Spinning at a leisurely 17 turns per minute, the turn table doesn't look intimidating at all, until you start driving across one.

Approaching the turn table straight ahead at 70 km/h in an all-wheel drive Subaru WRX, the spinning turntable caught the WRX's front wheels, hooked it up and spun it towards the left while the rear tyres were still gripping to the tarmac, violently pulling it into the spinning disc like the car has been caught up by a typhoon.

A fraction of a second later, the turn table spit out the WRX while the rear was yet to catch up with what's happening.

The result is a very violent skid as the front and rear tyres lost grip, and then gripped again, but with both ends wanting to go at different directions. It took a full opposite lock and generous use of throttle before the car could be controlled again.

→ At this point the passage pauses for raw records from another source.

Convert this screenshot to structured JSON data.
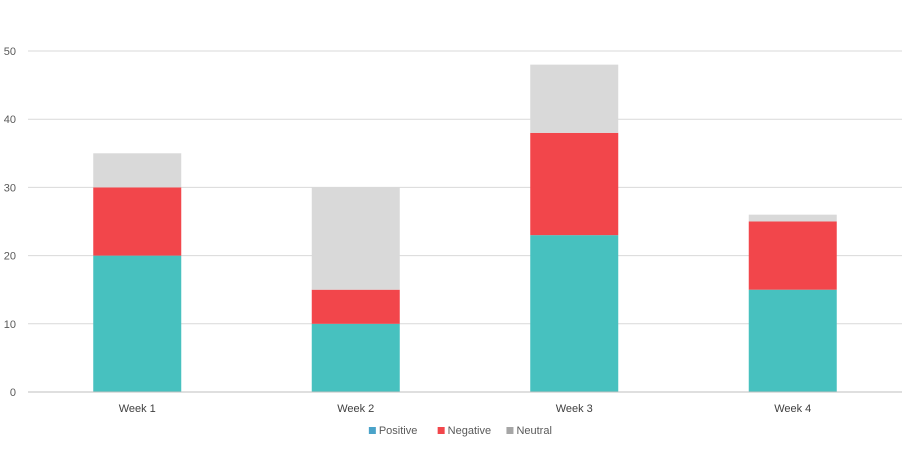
{
  "chart_data": {
    "type": "bar",
    "stacked": true,
    "categories": [
      "Week 1",
      "Week 2",
      "Week 3",
      "Week 4"
    ],
    "series": [
      {
        "name": "Positive",
        "values": [
          20,
          10,
          23,
          15
        ],
        "color": "#47c1bf",
        "legend_color": "#4aa3c9"
      },
      {
        "name": "Negative",
        "values": [
          10,
          5,
          15,
          10
        ],
        "color": "#f2464b",
        "legend_color": "#f2464b"
      },
      {
        "name": "Neutral",
        "values": [
          5,
          15,
          10,
          1
        ],
        "color": "#d9d9d9",
        "legend_color": "#a6a6a6"
      }
    ],
    "yticks": [
      "0",
      "10",
      "20",
      "30",
      "40",
      "50"
    ],
    "ylim": [
      0,
      50
    ],
    "grid": true,
    "legend_position": "bottom"
  }
}
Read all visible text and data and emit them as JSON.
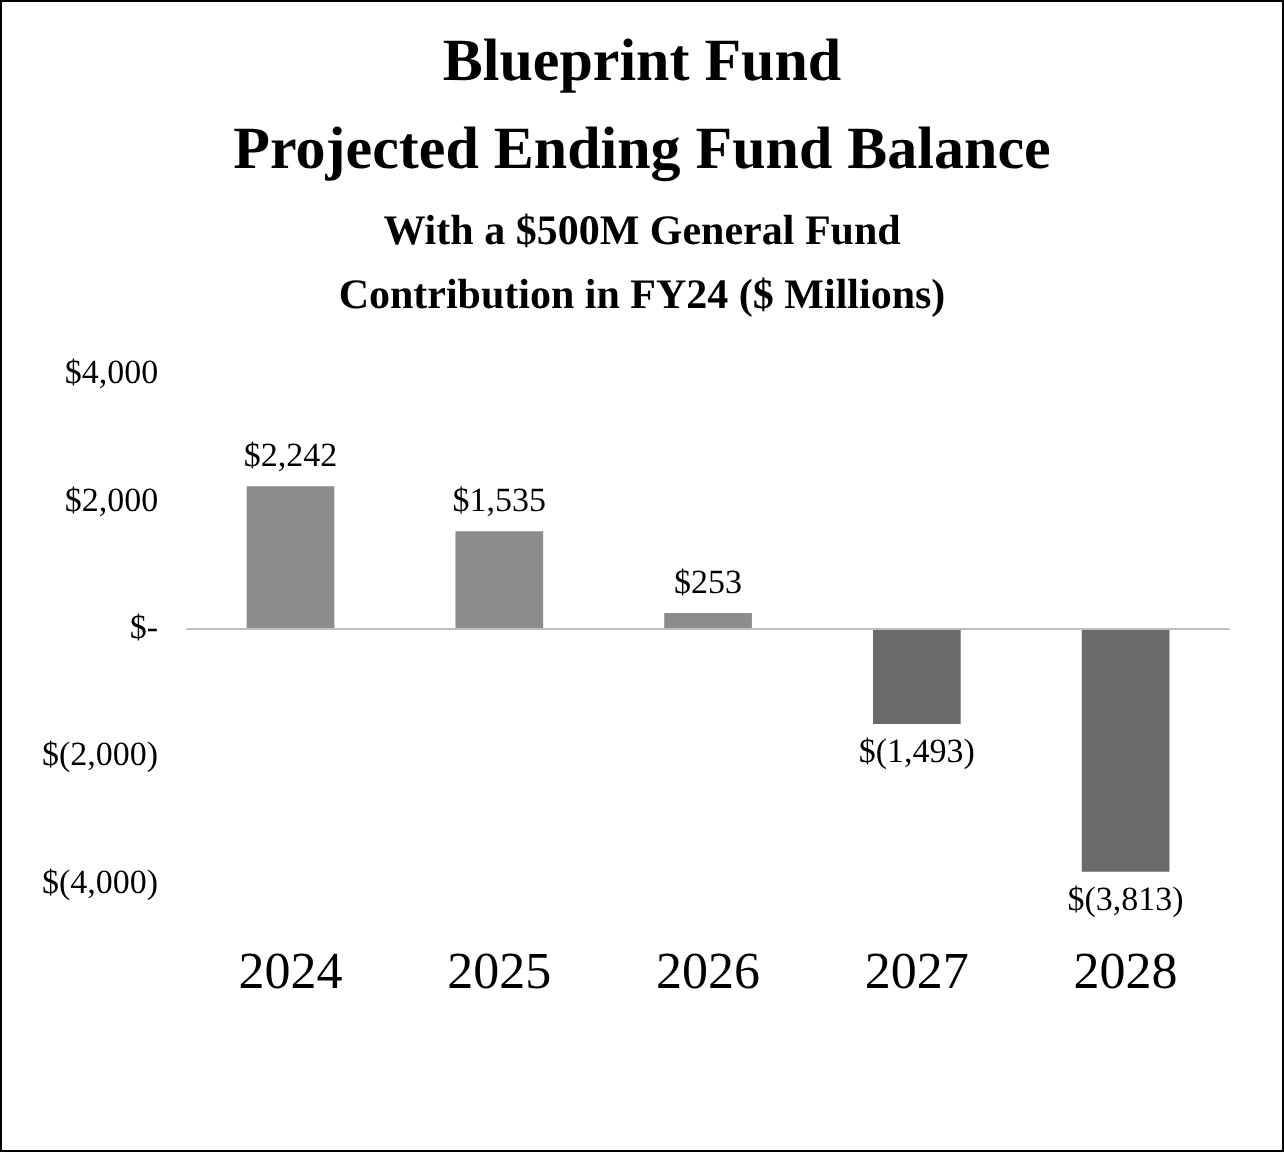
{
  "chart_data": {
    "type": "bar",
    "title": "Blueprint Fund\nProjected Ending Fund Balance",
    "subtitle": "With a $500M General Fund\nContribution in FY24 ($ Millions)",
    "categories": [
      "2024",
      "2025",
      "2026",
      "2027",
      "2028"
    ],
    "values": [
      2242,
      1535,
      253,
      -1493,
      -3813
    ],
    "colors": [
      "#8c8c8c",
      "#8c8c8c",
      "#8c8c8c",
      "#6a6a6a",
      "#6a6a6a"
    ],
    "value_labels": [
      "$2,242",
      "$1,535",
      "$253",
      "$(1,493)",
      "$(3,813)"
    ],
    "ylim": [
      -4000,
      4000
    ],
    "yticks": [
      {
        "value": -4000,
        "label": "$(4,000)"
      },
      {
        "value": -2000,
        "label": "$(2,000)"
      },
      {
        "value": 0,
        "label": "$-"
      },
      {
        "value": 2000,
        "label": "$2,000"
      },
      {
        "value": 4000,
        "label": "$4,000"
      }
    ],
    "legend": false
  }
}
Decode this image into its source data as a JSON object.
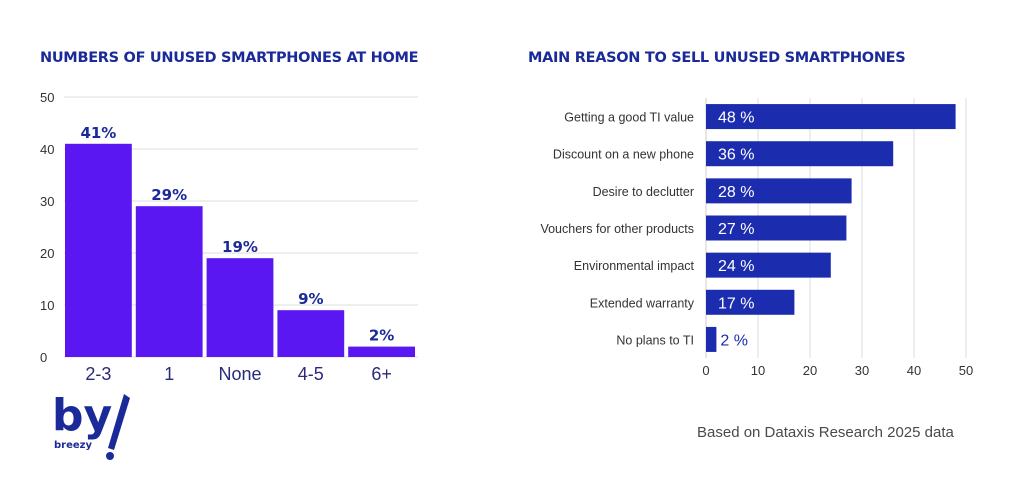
{
  "colors": {
    "left_bar": "#5a17f2",
    "right_bar": "#1c2cae",
    "title": "#1b2a99",
    "logo": "#1b2a99"
  },
  "logo": {
    "text": "breezy"
  },
  "source_note": "Based on Dataxis Research 2025 data",
  "chart_data": [
    {
      "type": "bar",
      "title": "NUMBERS OF UNUSED SMARTPHONES AT HOME",
      "categories": [
        "2-3",
        "1",
        "None",
        "4-5",
        "6+"
      ],
      "values": [
        41,
        29,
        19,
        9,
        2
      ],
      "data_labels": [
        "41%",
        "29%",
        "19%",
        "9%",
        "2%"
      ],
      "ylim": [
        0,
        50
      ],
      "yticks": [
        0,
        10,
        20,
        30,
        40,
        50
      ],
      "grid": true
    },
    {
      "type": "bar",
      "orientation": "horizontal",
      "title": "MAIN REASON TO SELL UNUSED SMARTPHONES",
      "categories": [
        "Getting a good TI value",
        "Discount on a new phone",
        "Desire to declutter",
        "Vouchers for other products",
        "Environmental impact",
        "Extended warranty",
        "No plans to TI"
      ],
      "values": [
        48,
        36,
        28,
        27,
        24,
        17,
        2
      ],
      "data_labels": [
        "48 %",
        "36 %",
        "28 %",
        "27 %",
        "24 %",
        "17 %",
        "2 %"
      ],
      "xlim": [
        0,
        50
      ],
      "xticks": [
        0,
        10,
        20,
        30,
        40,
        50
      ],
      "grid": true
    }
  ]
}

The immediacy of the RE003s in clawing the wet surface for grip from the moment it left the turntable, arresting the skid as if a huge anchor was just thrown out the window, was enough to rock us sitting inside the car from one side to another.

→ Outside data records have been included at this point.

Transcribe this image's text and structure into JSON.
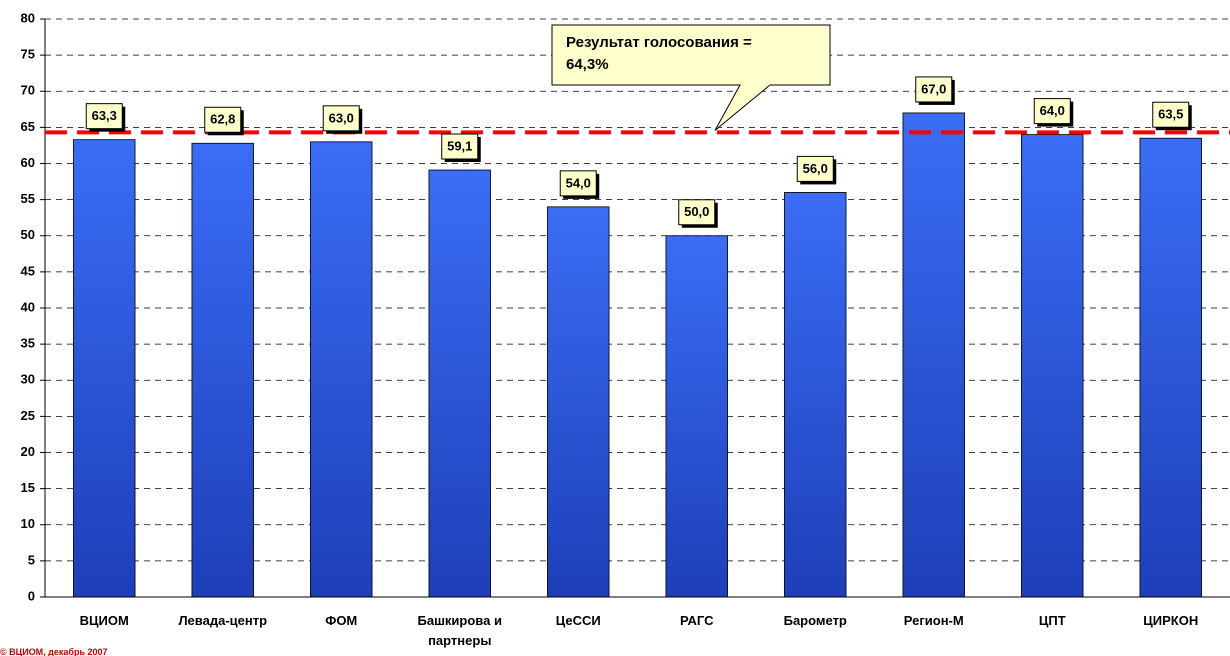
{
  "chart_data": {
    "type": "bar",
    "categories": [
      "ВЦИОМ",
      "Левада-центр",
      "ФОМ",
      "Башкирова и партнеры",
      "ЦеССИ",
      "РАГС",
      "Барометр",
      "Регион-М",
      "ЦПТ",
      "ЦИРКОН"
    ],
    "values": [
      63.3,
      62.8,
      63.0,
      59.1,
      54.0,
      50.0,
      56.0,
      67.0,
      64.0,
      63.5
    ],
    "value_labels": [
      "63,3",
      "62,8",
      "63,0",
      "59,1",
      "54,0",
      "50,0",
      "56,0",
      "67,0",
      "64,0",
      "63,5"
    ],
    "color": "#2f5ee0",
    "ylim": [
      0,
      80
    ],
    "yticks": [
      0,
      5,
      10,
      15,
      20,
      25,
      30,
      35,
      40,
      45,
      50,
      55,
      60,
      65,
      70,
      75,
      80
    ],
    "grid": true,
    "reference_line": {
      "value": 64.3,
      "color": "#ff0000",
      "label_lines": [
        "Результат голосования =",
        "64,3%"
      ]
    },
    "source": "© ВЦИОМ, декабрь 2007"
  }
}
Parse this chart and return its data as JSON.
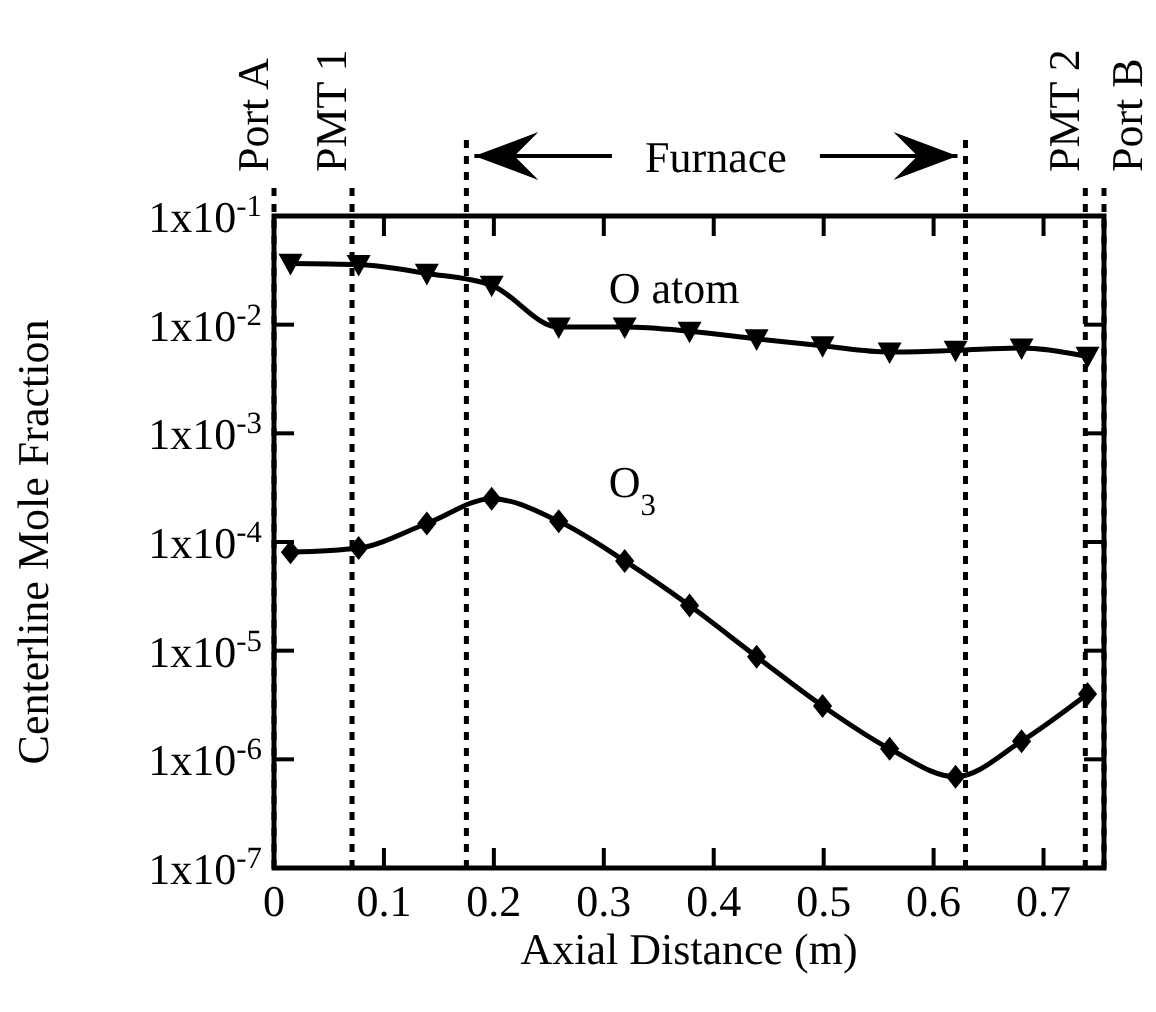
{
  "chart_data": {
    "type": "line",
    "xlabel": "Axial Distance (m)",
    "ylabel": "Centerline Mole Fraction",
    "log": "y",
    "grid": false,
    "line_style": "solid",
    "annotations": [
      "Furnace"
    ],
    "xlim": [
      0,
      0.755
    ],
    "xticks": [
      0,
      0.1,
      0.2,
      0.3,
      0.4,
      0.5,
      0.6,
      0.7
    ],
    "ylim": [
      1e-07,
      0.1
    ],
    "yticks": [
      {
        "value": 0.1,
        "label": "1x10$^{-1}$"
      },
      {
        "value": 0.01,
        "label": "1x10$^{-2}$"
      },
      {
        "value": 0.001,
        "label": "1x10$^{-3}$"
      },
      {
        "value": 0.0001,
        "label": "1x10$^{-4}$"
      },
      {
        "value": 1e-05,
        "label": "1x10$^{-5}$"
      },
      {
        "value": 1e-06,
        "label": "1x10$^{-6}$"
      },
      {
        "value": 1e-07,
        "label": "1x10$^{-7}$"
      }
    ],
    "series": [
      {
        "name": "O atom",
        "color": "#000000",
        "marker": "triangle",
        "x": [
          0.015,
          0.077,
          0.139,
          0.198,
          0.259,
          0.319,
          0.378,
          0.439,
          0.499,
          0.56,
          0.62,
          0.68,
          0.74
        ],
        "values": [
          0.0366,
          0.0357,
          0.0296,
          0.023,
          0.0095,
          0.0095,
          0.0087,
          0.0074,
          0.0064,
          0.0056,
          0.0058,
          0.0061,
          0.0051
        ]
      },
      {
        "name": "O$_{3}$",
        "color": "#000000",
        "marker": "diamond",
        "x": [
          0.015,
          0.077,
          0.139,
          0.198,
          0.259,
          0.319,
          0.378,
          0.439,
          0.499,
          0.56,
          0.62,
          0.68,
          0.74
        ],
        "values": [
          8.05e-05,
          8.8e-05,
          0.000148,
          0.00025,
          0.000155,
          6.7e-05,
          2.6e-05,
          8.8e-06,
          3.1e-06,
          1.25e-06,
          6.9e-07,
          1.47e-06,
          4e-06
        ]
      }
    ],
    "ref_lines": [
      {
        "axis": "x",
        "value": 0,
        "label": "Port A",
        "line_style": "dashed"
      },
      {
        "axis": "x",
        "value": 0.071,
        "label": "PMT 1",
        "line_style": "dashed"
      },
      {
        "axis": "x",
        "value": 0.175,
        "label": null,
        "line_style": "dashed"
      },
      {
        "axis": "x",
        "value": 0.629,
        "label": null,
        "line_style": "dashed"
      },
      {
        "axis": "x",
        "value": 0.738,
        "label": "PMT 2",
        "line_style": "dashed"
      },
      {
        "axis": "x",
        "value": 0.755,
        "label": "Port B",
        "line_style": "dashed"
      }
    ]
  }
}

The final test was the all-round course, which involves a longer stretch of road, interspaced with slaloms and fast lane changes to simulate everyday driving conditions. Once again, two Subaru WRXes were used.

This time the benchmark tyre used was Michelin's Pilot Sport 3 (PS3), probably the best all-round capability tyre on the market.

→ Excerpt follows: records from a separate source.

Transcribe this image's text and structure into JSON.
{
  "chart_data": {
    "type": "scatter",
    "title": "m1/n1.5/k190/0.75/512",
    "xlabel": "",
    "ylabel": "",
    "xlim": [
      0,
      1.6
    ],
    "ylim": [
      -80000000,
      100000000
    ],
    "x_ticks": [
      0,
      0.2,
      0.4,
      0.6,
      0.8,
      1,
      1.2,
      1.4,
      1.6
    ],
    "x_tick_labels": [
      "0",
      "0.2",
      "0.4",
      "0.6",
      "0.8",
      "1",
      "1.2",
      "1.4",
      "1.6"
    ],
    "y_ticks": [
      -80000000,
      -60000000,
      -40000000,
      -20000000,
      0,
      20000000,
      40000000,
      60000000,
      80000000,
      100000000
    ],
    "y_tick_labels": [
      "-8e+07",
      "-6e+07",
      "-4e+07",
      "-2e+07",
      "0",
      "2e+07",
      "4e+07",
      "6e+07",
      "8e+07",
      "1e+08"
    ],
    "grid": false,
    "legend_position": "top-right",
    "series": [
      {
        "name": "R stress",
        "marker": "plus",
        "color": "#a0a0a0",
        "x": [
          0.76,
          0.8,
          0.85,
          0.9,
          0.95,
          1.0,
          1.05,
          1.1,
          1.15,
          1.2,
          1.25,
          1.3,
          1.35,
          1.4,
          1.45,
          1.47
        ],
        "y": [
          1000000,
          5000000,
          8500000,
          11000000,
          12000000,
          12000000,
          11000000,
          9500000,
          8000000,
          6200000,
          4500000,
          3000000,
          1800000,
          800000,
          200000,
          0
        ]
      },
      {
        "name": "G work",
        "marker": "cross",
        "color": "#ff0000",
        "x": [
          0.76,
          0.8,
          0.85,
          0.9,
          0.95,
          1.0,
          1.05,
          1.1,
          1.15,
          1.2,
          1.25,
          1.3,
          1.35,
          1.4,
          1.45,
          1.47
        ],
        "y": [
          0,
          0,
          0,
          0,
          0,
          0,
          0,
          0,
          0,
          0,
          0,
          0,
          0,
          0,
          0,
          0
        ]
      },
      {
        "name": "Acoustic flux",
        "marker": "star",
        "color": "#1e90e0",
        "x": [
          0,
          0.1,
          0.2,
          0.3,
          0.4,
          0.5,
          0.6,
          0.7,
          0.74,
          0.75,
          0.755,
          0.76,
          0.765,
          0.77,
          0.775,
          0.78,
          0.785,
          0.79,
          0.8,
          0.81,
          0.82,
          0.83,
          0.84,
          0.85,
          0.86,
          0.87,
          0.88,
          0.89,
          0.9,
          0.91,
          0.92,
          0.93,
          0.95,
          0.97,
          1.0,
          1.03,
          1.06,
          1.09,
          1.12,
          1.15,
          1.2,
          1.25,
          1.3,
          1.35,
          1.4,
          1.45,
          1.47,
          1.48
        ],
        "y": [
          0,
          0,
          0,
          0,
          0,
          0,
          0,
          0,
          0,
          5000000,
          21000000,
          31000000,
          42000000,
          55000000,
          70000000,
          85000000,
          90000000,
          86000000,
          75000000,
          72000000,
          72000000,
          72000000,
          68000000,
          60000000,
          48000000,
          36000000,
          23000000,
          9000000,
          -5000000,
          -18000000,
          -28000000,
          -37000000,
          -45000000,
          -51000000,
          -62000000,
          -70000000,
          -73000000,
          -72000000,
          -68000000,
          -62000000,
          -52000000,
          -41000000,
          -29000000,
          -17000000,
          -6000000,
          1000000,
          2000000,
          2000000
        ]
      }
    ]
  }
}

Driving down the straights, the RE003 was noticeably quieter than the PS3, and had better centre feel when driving straight.

Heaving the steering wheel left-right for the slaloms, the RE003s matched the outstanding precision of the PS3s but the RE003 appears to resist sidewall deformation better than the PS3, and required less correction to the steering angle.

But the test was too brief, focusing only on a narrow set of performance attributes to conclude that the Bridgestone was better than the Michelin, which I still hold in very high regard.

In another tyre test that I have experienced two years ago, pitting Michelins against Bridgestones, I realized that as the temperature increased, Bridgestone's performance proved to be less consistent than Michelin's, whose Total Performance System technology has been proven to deliver a more consistent performance, across all performance attributes.

Still, the RE003 is sold at a considerably cheaper price than Michelin's equivalent so the trade-off is acceptable. Overall, I would definitely recommend the RE003 to anyone looking for an affordable street performance tyre.

The Bridgestone RE003 is available in 15-inch until 18-inch sizes. Prices start from RM230 excluding GST.